Piste du cyanure et tomates contaminées
Les premiers examens de laboratoire suggèrent une implication probable d’une substance toxique. Les analyses préliminaires indiquent que les pachydermes auraient pu ingérer du cyanure par le biais de cultures maraîchères. Plus précisément, les autorités examinent l’hypothèse de tomates contaminées par des pesticides et cultivées sur des terres agricoles adjacentes aux habitats de la faune sauvage.

Les vétérinaires et les équipes de terrain avaient auparavant relevé des symptômes évocateurs d’une intoxication aiguë. Dix des animaux touchés avaient présenté une paralysie partielle les empêchant de se tenir debout, avant de succomber en l’espace de vingt-quatre à quarante-huit heures.
« Bien que les investigations restent actives, l’arrestation de personnes d’intérêt et la récupération d’exhibits ne constituent pas en soi l’établissement d’une culpabilité pénale. » Rebecca Miano, ministre du Tourisme et de la Faune sauvage, via Kenyans.co.ke
Coexistence fragile entre agriculture et conservation
Ce drame met en lumière les tensions récurrentes dans l’écosystème d’Amboseli, où les éléphants sortent régulièrement des aires protégées pour se nourrir dans les champs cultivés, en particulier pendant la saison sèche.

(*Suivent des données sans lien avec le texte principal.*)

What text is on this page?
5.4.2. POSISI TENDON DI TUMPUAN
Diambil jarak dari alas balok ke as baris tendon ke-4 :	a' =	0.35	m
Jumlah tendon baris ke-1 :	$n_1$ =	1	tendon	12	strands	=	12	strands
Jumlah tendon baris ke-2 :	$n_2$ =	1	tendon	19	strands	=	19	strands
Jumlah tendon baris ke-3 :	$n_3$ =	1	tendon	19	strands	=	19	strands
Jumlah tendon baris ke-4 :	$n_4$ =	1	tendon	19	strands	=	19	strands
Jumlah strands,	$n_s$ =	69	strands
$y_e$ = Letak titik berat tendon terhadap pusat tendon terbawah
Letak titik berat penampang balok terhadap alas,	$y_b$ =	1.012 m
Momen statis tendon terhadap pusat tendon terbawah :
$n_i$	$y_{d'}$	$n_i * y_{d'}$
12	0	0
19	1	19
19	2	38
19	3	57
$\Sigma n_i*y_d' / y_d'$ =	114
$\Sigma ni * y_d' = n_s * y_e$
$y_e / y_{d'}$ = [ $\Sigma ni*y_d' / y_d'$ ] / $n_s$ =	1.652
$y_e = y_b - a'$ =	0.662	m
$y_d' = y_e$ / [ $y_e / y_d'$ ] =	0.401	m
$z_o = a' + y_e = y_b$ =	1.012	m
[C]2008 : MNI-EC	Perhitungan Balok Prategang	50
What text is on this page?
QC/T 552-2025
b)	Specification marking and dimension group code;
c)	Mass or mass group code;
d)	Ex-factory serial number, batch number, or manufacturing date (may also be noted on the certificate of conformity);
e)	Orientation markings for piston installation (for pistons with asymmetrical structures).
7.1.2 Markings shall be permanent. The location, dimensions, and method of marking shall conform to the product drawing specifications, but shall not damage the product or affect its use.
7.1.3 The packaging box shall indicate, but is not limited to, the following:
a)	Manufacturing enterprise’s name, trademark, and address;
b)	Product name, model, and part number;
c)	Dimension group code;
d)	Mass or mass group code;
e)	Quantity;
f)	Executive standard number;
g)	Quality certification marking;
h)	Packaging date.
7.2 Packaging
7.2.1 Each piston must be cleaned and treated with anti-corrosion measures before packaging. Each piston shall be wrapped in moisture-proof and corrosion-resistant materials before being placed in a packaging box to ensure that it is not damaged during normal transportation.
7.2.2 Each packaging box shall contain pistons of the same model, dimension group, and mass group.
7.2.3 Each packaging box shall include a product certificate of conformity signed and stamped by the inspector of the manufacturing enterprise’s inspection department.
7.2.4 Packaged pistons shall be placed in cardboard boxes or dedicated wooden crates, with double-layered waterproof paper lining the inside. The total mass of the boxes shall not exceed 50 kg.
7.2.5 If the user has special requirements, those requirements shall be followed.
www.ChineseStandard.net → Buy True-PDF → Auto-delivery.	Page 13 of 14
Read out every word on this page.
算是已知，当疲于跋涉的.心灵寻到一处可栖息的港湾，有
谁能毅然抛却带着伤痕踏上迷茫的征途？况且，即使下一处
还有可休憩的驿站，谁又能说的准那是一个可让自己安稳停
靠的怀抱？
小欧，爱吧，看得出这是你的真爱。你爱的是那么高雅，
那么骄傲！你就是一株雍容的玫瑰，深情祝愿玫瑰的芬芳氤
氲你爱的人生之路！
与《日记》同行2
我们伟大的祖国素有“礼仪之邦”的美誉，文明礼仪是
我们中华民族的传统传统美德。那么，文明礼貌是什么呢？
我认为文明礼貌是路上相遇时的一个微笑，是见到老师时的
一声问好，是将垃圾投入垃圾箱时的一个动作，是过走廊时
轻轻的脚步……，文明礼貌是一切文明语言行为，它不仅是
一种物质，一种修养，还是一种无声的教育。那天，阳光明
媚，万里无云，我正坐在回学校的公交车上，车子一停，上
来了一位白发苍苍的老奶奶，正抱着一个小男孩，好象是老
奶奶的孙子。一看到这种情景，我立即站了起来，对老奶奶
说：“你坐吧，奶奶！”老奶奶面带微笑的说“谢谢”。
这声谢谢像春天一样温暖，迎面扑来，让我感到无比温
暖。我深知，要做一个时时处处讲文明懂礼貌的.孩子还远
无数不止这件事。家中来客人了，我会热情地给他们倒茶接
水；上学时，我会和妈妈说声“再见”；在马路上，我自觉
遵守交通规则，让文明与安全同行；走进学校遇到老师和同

Alors que le pays célèbre traditionnellement le succès de ses programmes de protection — la population d’éléphants étant passée de moins de 17 000 individus dans les années 1980 à plus de 36 000 aujourd’hui —, la gestion des zones frontalières entre hommes et animaux demeure un défi de taille.

Face aux accusations initiales visant les pratiques agricoles locales, les organisations d’agriculteurs avaient exprimé leur incompréhension, soulignant que le bétail paît souvent dans les mêmes zones sans présenter de symptômes similaires. Le gouvernement insiste désormais sur la nécessité d’attendre les conclusions scientifiques définitives avant d’attribuer des responsabilités pénales.
« Le gouvernement laissera les processus d’investigation et judiciaires suivre leur cours légal, et toute personne reconnue pour avoir illégalement tué, empoisonné ou nui à la faune sauvage sera poursuivie conformément à la loi. » Rebecca Miano, ministre du Tourisme et de la Faune sauvage, via KBC Digital
Les autorités nationales ont annoncé le renforcement des mécanismes de surveillance, de protection guidée par le renseignement et d’intervention rapide dans les zones vulnérables. La surveillance de l’usage et du trafic de substances dangereuses sera également intensifiée pour prévenir de futurs incidents.